Wednesday, April 21, 2021

BEDSIDE MANNERS

 I received a call from the nursing home where my dad had been sent for rehab, after being released from the hospital in an attempt to help him recuperate from a major stroke. He had fallen in his room and his vital signs were almost nil.

“It looks like he will be transported to the local hospital. Why don’t you just wait ‘til we know more. I can call you back.”

To which I responded,

“Uhmmm, no. I am leaving right now. I will pick up my mother and we’ll head to the hospital from there.”

Having stopped by my mother’s house, and having explained the situation, I got her in the car, and we made a beeline to the ER. Stepping up to the front desk, I gave the clerk my name. It happened that a nurse was walking past at the exact same time, and she had heard me.

“Oh, are you the family of Henry McDonald?”

I replied in the affirmative.

“The family of…” There’s just something obvious and ominous about those three words. I knew. I just knew. However, I didn’t express my growing concerns to my mother.

“Just have a seat over there, and we will be with you shortly.”

We had hardly sat down when a different nurse appeared, walked up to my mother and me, and said,

“Hello, you can follow me.”

Mama and I followed her to a small office, (another ominous sign) and she told us the doctor would be in in a couple of minutes.

My mother still seemed oblivious to my father’s fate.

Suddenly, the office door opened, and what I surmised to be a doctor appeared. She looked to be 45 or 50, she wore much more makeup than her role warranted, and she was “dressed to the hilt” in what would have easily passed for an evening gown.

Now the doctor spoke.

“I’m sorry. He didn’t make it!”

And then she disappeared out the door, as quickly as she had appeared.

As the doctor had spoken those six devastating words, my mother visibly flinched. It had hit her like a jack hammer.

The nurse who had ushered us into the office appeared immediately behind what I might describe as the “twelve second doctor.” For all of the callousness of the physician, this nurse displayed true compassion. She wrapped her left arm around mama’s left shoulder and escorted us to the room where the body of my dear father lay.

Pt. 2

Our little Queenie, a 16 year old white and auburn Shih Tzu, had been exhibiting increasing symptoms of dementia, and I knew it was just a matter of time. Taking a cue from the movie, “Marley & Me,” I had spoken the same phrase to her several times during the course of the past couple of months.

“You tell me when it’s time.”

While her unspoken answer had begun as a proverbial ‘whisper,’ the decibel level had increased by now to a ‘shout.’ It was definitely time.
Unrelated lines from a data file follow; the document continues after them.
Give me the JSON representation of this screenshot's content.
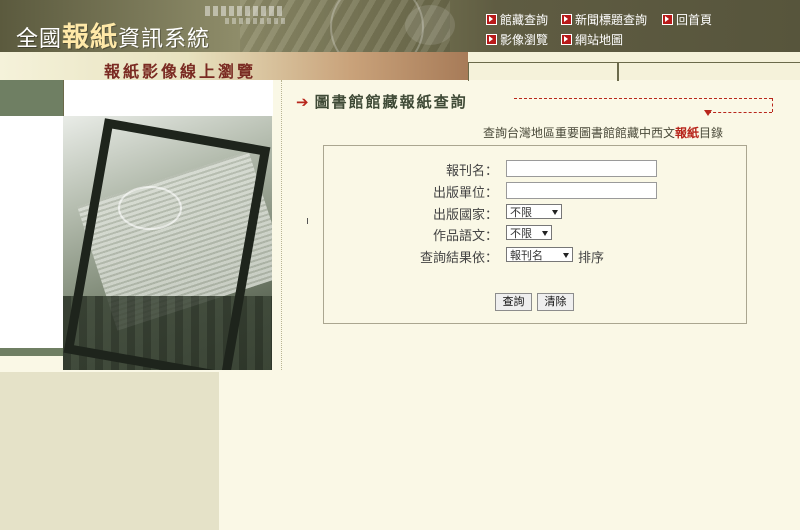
{
  "header": {
    "title_prefix": "全國",
    "title_big": "報紙",
    "title_suffix": "資訊系統",
    "nav": [
      {
        "label": "館藏查詢"
      },
      {
        "label": "新聞標題查詢"
      },
      {
        "label": "回首頁"
      },
      {
        "label": "影像瀏覽"
      },
      {
        "label": "網站地圖"
      }
    ],
    "subtitle": "報紙影像線上瀏覽"
  },
  "section": {
    "heading": "圖書館館藏報紙查詢",
    "description_prefix": "查詢台灣地區重要圖書館館藏中西文",
    "description_highlight": "報紙",
    "description_suffix": "目錄"
  },
  "form": {
    "newspaper_name_label": "報刊名：",
    "newspaper_name_value": "",
    "publisher_label": "出版單位：",
    "publisher_value": "",
    "country_label": "出版國家：",
    "country_selected": "不限",
    "language_label": "作品語文：",
    "language_selected": "不限",
    "sort_label": "查詢結果依：",
    "sort_selected": "報刊名",
    "sort_suffix": "排序",
    "search_button": "查詢",
    "clear_button": "清除"
  },
  "colors": {
    "accent_red": "#b8261c",
    "header_olive": "#6c6a4b",
    "background_cream": "#faf8e6"
  }
}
The evitable could not be put off any longer.

I finally called her vet’s office, and arranged what would be Queenie’s final appointment. It would be the last time she would ever ‘darken the door’ of the local pet clinic.

Having walked through the door, the receptionist quickly ushered us into an exam room. The vet came in almost immediately. He was holding two hypodermic needles; one was a sedative. The other was a, for lack of a better term, termination drug.

As Dr. “Bryson” grasped one of Queenie’s rear legs, she resisted. It was obvious that the vet had long since lost his patience (and didn’t know where to find it). He had been in practice for just short of 50 years, and his next words indicated a very low degree of tolerance for any animal shenanigans.

“You are going to have to hold her, or I’ll be forced to put a muzzle on her!”

It seemed like a bit of an over reaction for a 15 pound dog. However, I held her more tightly now, and it seemed my anxious Queenie invested her trust in me. She had never liked shots. But then, what animal (or human being, for that matter) does?

Now Dr. Bryson injected my beloved pooch with the sedative, and it seemed to have an immediate effect. Her hind quarters jerked a couple of times, and she fell into a deep slumber. In retrospect, given her age and condition, I was convinced that the sedative caused her to fall into her final perpetual sleep.

It was time for the second injection. As the vet inserted the needle into one of her forepaws, he “came out with” what I perceived to be the most blatant, callous, unnecessary statement that he could have possibly mustered up at that sensitive moment.

“You will need to dig a hole deep enough to keep any wild animals from unearthing her. And you don’t want to drop her next to the road. Her body contains poison and it will kill anything which eats her flesh.”

At that moment I felt like punching him! He could have given me that precious bit of information after I laid her in the little bank box we had brought for the occasion, and snapped the lid in place. He could have told me that when we were in the process of paying the bill. He could have avoided telling me this while the noxious chemical was in the process of being injected into her veins.

Of course, I thought, (and almost said),

“You should have retired twenty years ago!”

Afterward

My father. My precious pooch. A human being and a beloved animal; both of whom meant more than life, itself to me.

Bedside Manners, Indeed!

I came away from both experiences determined to display true affection and empathy towards not only my clients, but towards any hurting individual or needy creature which God sets in my pathway.

 

Both good and bad role models have something valuable to teach us.